People put a lot of weight on numbers, especially those that show significance in terms of accomplishment:

  1. 100 days in political office;
  2. 10,000 followers for a social media influencer;
  3. 100,000 likes for a viral post on the worldwide web;
  4. 1,000,000 units sold;
  5. 1 billion customers served by a fast-food chain.

But as much as we pay a lot of attention to quantity, we seem to pay less notice to quality.

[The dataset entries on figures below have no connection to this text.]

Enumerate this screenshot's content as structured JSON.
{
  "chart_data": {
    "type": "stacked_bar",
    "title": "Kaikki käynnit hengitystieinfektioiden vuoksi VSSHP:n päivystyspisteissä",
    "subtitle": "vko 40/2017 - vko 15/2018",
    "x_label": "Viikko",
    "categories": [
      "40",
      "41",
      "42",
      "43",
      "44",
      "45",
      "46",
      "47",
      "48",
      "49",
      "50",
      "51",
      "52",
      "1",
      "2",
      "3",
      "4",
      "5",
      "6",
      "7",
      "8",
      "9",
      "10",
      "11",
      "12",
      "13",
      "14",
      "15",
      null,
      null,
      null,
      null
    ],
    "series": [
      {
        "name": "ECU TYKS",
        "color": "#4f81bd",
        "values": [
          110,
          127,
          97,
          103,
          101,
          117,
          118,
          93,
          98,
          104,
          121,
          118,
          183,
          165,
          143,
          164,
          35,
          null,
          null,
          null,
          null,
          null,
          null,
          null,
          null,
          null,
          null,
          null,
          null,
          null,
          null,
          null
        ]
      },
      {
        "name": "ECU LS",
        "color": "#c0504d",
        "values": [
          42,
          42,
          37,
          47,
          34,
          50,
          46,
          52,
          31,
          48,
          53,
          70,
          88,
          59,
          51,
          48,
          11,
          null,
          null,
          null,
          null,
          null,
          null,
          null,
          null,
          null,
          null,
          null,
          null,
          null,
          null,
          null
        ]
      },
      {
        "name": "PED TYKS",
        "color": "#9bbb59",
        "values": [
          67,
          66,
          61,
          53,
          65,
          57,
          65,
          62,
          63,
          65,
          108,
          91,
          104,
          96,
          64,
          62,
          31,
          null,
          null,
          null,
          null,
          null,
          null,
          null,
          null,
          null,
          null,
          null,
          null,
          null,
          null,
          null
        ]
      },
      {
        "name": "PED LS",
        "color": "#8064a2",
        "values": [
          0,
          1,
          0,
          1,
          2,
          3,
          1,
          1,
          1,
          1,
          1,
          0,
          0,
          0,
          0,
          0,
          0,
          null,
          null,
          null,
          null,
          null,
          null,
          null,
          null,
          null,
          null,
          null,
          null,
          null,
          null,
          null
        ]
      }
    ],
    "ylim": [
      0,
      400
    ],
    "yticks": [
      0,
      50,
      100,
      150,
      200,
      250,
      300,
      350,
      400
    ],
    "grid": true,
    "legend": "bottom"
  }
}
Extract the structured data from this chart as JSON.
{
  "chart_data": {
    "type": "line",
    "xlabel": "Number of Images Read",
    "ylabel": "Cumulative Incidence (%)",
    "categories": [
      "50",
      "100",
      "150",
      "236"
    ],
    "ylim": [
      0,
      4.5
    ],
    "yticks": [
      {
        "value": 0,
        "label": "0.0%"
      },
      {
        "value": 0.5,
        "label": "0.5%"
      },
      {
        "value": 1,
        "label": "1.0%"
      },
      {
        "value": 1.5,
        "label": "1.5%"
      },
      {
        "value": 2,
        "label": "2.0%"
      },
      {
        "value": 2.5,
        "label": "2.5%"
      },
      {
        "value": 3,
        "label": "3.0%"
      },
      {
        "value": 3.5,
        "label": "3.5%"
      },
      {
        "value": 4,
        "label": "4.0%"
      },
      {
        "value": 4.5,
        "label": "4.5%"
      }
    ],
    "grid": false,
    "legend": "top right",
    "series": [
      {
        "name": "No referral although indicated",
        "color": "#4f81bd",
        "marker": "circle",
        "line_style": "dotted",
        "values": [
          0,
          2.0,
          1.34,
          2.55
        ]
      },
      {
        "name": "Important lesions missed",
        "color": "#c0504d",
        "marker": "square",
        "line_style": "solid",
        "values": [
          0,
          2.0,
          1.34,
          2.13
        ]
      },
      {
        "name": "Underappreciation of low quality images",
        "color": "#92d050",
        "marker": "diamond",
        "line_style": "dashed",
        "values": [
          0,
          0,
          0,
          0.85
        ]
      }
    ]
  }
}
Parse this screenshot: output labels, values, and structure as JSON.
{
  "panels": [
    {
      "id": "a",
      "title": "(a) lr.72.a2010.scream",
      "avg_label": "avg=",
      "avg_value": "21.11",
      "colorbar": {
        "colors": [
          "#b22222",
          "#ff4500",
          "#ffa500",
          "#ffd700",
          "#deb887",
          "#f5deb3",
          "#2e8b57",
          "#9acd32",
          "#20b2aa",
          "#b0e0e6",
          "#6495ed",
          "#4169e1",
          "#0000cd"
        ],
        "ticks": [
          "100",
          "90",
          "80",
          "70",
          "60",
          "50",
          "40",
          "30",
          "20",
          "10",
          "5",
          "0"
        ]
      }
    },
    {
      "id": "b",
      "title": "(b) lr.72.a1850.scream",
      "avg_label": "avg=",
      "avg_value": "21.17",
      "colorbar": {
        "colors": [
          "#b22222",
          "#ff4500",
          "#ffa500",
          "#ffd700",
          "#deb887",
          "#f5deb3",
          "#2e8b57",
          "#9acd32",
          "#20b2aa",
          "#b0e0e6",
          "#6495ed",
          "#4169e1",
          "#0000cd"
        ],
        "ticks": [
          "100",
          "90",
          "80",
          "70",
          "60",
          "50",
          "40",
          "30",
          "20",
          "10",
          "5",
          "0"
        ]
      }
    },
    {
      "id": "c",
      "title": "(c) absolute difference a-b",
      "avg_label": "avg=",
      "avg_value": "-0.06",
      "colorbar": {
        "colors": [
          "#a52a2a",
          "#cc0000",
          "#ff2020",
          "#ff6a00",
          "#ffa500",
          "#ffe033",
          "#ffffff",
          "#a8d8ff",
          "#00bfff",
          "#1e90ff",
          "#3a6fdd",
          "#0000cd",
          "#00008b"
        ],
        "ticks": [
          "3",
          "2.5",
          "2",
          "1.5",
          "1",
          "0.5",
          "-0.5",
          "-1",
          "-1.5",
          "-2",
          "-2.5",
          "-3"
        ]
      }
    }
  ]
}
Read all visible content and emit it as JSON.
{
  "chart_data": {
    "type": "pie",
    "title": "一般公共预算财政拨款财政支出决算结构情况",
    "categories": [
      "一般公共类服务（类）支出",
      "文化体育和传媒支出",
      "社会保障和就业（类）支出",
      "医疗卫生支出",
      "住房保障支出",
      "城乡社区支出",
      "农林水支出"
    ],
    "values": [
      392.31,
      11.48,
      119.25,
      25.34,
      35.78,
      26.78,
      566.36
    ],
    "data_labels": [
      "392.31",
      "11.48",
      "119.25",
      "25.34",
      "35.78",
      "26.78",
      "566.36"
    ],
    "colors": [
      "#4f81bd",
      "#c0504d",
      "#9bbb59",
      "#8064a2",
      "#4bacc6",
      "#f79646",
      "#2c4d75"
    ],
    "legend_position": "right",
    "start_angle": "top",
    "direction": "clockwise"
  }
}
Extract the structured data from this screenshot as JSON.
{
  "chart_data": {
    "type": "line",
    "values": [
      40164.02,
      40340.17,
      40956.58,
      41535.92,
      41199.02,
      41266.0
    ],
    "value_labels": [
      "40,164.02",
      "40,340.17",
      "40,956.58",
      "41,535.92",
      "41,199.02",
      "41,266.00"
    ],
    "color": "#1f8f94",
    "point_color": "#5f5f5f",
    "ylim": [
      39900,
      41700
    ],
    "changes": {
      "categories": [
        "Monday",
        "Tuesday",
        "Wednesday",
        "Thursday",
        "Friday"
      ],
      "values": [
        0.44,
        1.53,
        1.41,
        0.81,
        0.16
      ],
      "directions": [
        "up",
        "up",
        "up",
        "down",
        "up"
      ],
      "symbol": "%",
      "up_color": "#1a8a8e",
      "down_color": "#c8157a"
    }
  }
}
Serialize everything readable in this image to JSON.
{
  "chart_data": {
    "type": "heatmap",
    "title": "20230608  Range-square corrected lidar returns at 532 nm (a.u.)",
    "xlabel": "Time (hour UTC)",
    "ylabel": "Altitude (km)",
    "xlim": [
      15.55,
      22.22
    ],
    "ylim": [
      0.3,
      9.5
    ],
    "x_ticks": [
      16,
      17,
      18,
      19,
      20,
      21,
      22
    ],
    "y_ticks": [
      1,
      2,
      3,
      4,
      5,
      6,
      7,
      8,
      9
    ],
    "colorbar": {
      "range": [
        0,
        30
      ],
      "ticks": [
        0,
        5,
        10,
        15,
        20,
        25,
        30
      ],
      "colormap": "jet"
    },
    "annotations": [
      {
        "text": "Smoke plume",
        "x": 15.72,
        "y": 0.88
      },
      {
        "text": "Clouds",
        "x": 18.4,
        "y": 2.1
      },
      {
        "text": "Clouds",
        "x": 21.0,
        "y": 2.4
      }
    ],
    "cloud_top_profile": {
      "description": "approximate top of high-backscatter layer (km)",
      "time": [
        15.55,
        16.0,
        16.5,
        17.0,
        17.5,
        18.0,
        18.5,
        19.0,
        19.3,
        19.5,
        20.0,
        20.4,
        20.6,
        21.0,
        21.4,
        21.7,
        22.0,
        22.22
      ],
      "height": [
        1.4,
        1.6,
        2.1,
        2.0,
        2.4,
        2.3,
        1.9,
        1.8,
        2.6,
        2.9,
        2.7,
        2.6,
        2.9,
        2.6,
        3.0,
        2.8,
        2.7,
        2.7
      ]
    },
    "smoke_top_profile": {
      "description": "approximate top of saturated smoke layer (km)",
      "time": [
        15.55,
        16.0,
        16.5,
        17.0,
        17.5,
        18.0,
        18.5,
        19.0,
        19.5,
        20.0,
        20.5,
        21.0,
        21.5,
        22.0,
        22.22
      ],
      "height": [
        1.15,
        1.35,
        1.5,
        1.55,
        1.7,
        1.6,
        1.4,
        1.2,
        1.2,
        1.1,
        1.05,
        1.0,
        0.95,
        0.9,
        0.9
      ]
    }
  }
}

  1. What percentage of constituents were satisfied with the politician’s performance during his 100 days in office?
  2. How frequent did followers visit the social media influencer’s website?
  3. How many likes did the viral post author get for his other posts? 
  4. How many of the 1,000,000 units sold were defect-free or without complaints from buyers?
  5. How many of the billion customers served were satisfied with the fast-food’s service? 

We seem to have it in our human nature to celebrate quantity over quality.   

Maybe it’s because quantity is easier to grasp and recognise. 

It gets complicated if we say we sold 1,000 good quality items out of 1,050 produced.  People will ask what happened with the 50 that didn’t make the cut?  We’d end up explaining what we did wrong with 50 items rather than what we did right with 1,000 items. 

It’s our nature to see the bad more than the good.  Hence, just being one-dimensional, just by citing one simple number in quantity makes our achievements more tangible and easier to brag about. 

We also like to celebrate streaks and trends.  In sports, we take pride in winning so many games in a row.  During the CoVID-19 pandemic, nations would tally how many days they had without a single infection and cite it as a reason to loosen restrictions, at least until one comes along and causes another lockdown. 

We take what we can from quantities, streaks, and trends.  But we will hesitate to appreciate ratios and quality statistics. 

We’d prefer a manufacturing plant manager report employees worked 1,000,000 hours cumulatively without an injury rather than say there was one injury out of 2,000,000 man-hours registered.  People would ask what was the injury and how and why it happened. 

Still, we should ask ourselves:  what are the benefits of reporting quantities, streaks, and trends?  Is it to boast, make us look good, and build our reputations?  Will it increase our influence resulting in something positive and tangible in return?

We sometimes focus a little too much on what’s it about for us when maybe we should be asking what good will it also be for them—the customers, the likers, the readers, and stakeholders.